親のためでも、コーチのためでもなく、子ども自身のもの。
当たり前のようでいて、熱が入るほど見失いやすい。
この軸がぶれた瞬間、応援のつもりの言葉は、"期待の押しつけ"に姿を変えてしまいます。
あの帰り道から、私は一つだけ決めたことがあります。
試合直後は、技術の話をしない。
車に乗り込んで最初にかける言葉を、「なんで」から「おつかれさま」に変えました。
反省も、課題も、もちろん大切です。ただ、それは心が落ち着いてからでも遅くない。
汗をかいて、悔しくて、疲れきっている子どもに、まず必要なのはアドバイスではなく安心なのだと、今は思っています。
「今日もよく頑張ったね」 「見ていて楽しかったよ」
たったそれだけで、息子の肩の力がふっと抜けるのが、隣にいて伝わってきました。
期待そのものが悪いわけではありません。
信じること、応援すること。それは間違いなく、子どもの力になります。
大事なのは、何に期待を向けるか、なんだと思います。
「打ってほしい」ではなく、「思い切り振れたか」。
「エラーするな」ではなく、「その後、切り替えられたか」。
結果は、いつもコントロールできるとは限りません。
それでも、挑戦する姿勢や、失敗から立ち直る力は、その子の中に確かに育っていきます。数字に出ない成長を見つけてあげられるのは、毎日そばで見ている親だけの特権です。

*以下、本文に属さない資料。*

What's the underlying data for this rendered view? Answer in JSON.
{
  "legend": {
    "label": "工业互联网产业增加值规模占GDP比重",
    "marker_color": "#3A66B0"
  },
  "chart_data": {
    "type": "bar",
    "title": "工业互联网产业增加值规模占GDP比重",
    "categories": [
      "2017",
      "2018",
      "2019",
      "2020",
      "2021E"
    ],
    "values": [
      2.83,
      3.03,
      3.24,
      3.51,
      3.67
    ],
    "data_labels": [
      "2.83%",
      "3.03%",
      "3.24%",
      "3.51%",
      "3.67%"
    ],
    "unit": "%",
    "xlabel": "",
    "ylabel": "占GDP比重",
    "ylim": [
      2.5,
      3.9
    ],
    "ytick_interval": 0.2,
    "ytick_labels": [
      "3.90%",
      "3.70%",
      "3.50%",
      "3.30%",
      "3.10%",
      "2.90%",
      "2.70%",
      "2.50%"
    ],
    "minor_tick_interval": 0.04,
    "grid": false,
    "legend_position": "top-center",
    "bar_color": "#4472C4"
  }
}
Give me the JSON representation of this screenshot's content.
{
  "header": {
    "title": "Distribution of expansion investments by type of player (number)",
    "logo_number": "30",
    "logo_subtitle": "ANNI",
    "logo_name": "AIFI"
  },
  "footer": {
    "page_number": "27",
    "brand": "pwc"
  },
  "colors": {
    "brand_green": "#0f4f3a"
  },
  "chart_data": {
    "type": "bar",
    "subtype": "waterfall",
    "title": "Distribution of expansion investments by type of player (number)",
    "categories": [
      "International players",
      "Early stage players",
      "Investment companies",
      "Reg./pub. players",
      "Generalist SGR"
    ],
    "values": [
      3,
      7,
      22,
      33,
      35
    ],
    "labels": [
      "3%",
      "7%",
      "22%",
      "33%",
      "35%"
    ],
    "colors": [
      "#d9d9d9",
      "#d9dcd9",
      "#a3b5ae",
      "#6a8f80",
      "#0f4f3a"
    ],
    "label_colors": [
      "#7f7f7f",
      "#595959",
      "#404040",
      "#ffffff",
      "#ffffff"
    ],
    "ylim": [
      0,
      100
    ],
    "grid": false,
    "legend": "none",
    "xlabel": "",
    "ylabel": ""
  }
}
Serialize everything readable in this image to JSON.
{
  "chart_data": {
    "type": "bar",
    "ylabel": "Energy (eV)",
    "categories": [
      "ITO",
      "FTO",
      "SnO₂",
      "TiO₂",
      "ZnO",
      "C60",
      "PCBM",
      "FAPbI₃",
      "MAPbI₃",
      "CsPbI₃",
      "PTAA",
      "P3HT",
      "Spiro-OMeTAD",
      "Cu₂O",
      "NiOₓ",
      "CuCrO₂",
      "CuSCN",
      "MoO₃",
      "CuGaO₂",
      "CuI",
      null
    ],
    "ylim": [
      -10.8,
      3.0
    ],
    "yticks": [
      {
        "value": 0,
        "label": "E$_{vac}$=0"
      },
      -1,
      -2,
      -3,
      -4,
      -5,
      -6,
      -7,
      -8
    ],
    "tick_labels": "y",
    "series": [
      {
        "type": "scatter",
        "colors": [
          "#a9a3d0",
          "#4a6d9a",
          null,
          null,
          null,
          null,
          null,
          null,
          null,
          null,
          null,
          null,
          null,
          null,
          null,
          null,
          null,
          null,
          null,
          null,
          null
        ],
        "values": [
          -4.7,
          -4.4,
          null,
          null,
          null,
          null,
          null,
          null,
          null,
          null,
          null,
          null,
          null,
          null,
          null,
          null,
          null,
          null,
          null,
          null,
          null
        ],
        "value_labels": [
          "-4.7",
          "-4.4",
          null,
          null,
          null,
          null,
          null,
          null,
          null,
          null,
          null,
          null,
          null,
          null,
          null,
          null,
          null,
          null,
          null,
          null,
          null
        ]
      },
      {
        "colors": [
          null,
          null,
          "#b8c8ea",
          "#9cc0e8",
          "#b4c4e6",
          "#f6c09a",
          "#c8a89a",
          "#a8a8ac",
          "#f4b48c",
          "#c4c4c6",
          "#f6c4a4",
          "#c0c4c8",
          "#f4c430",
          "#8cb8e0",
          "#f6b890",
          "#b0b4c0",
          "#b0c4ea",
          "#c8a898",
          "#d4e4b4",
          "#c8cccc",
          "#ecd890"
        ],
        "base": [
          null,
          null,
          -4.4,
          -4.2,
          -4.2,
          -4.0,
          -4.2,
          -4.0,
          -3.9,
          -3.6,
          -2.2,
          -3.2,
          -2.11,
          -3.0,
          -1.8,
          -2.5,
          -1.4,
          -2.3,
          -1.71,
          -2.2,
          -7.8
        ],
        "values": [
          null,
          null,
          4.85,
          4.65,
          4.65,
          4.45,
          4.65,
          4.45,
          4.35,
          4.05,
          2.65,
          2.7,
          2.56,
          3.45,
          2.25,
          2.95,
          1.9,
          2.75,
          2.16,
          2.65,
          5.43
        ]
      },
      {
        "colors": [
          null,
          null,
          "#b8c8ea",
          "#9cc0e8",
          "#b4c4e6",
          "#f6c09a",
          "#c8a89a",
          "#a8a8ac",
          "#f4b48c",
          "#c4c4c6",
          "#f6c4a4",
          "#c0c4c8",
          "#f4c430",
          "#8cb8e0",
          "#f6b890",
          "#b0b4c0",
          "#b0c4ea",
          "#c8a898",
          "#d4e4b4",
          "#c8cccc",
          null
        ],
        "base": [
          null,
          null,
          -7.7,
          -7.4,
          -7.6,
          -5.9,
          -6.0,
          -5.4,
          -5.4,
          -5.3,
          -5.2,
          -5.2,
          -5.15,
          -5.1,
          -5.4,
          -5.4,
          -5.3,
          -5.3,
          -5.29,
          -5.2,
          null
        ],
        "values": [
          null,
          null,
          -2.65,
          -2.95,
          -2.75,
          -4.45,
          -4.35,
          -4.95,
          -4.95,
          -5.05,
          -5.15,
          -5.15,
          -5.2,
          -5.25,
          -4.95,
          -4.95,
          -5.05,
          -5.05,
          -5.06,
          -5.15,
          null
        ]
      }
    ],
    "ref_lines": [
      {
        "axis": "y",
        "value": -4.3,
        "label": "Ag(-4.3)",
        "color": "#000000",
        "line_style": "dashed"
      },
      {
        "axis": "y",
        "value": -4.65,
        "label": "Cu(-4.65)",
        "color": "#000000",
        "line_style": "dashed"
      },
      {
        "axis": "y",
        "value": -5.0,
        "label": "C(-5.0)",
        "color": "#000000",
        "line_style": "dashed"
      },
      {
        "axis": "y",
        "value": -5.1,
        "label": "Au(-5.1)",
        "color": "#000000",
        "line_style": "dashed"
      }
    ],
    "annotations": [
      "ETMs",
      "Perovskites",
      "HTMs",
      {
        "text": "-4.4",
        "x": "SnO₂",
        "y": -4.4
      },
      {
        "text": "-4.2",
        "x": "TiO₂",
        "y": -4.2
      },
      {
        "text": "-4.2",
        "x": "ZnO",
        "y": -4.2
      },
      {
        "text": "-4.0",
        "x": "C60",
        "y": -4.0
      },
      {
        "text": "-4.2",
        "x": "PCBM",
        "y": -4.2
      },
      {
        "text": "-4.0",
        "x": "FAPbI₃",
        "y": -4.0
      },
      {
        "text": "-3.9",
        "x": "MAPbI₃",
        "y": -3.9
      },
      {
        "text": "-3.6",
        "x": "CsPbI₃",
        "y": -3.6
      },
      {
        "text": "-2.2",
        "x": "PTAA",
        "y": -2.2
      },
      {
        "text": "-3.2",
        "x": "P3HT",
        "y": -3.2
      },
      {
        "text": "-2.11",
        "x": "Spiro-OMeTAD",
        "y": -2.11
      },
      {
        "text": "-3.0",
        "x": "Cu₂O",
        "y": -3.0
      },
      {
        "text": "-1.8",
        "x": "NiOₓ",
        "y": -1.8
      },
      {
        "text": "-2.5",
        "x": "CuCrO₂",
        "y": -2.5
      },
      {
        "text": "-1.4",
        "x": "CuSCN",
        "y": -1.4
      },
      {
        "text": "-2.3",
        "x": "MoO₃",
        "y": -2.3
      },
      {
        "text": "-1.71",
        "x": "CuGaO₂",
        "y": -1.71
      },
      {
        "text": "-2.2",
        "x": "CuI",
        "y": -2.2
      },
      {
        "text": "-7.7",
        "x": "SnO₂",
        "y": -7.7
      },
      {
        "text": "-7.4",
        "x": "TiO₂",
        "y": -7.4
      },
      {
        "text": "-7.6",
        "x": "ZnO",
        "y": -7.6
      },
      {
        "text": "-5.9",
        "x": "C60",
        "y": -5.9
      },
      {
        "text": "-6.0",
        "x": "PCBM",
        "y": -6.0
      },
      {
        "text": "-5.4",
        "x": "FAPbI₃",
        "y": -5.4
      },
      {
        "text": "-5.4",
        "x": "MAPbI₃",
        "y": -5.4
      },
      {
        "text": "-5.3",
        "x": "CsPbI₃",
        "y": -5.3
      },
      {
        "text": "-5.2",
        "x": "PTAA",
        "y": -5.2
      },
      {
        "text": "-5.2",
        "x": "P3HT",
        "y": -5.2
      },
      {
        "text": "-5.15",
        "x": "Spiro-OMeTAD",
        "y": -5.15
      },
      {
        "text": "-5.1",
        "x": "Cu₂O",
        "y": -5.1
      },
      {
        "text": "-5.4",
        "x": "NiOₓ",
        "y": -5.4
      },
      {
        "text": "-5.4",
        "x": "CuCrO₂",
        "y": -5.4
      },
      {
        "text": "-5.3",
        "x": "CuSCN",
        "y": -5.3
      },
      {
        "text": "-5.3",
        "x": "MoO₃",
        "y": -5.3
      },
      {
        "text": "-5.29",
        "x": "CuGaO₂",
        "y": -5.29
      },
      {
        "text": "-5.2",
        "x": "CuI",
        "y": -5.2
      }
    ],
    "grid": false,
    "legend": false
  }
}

もし最近、お子さんの表情が少し曇っているなら。試合後の口数が、前より減っているなら。
かける言葉を、ほんの少しだけ変えてみてください。
アドバイスより先に、安心を。 評価より先に、共感を。
野球が上手くなることは、もちろん嬉しい。
でも、それ以上に大切なのは、我が子が野球を「好き」でいてくれること。
きっとそれが、私たちが一番はじめに願っていたことだったはずです。
あの日、下を向いていた息子は、今もまだ野球を続けています。
それだけで十分だと、ようやく思えるようになりました。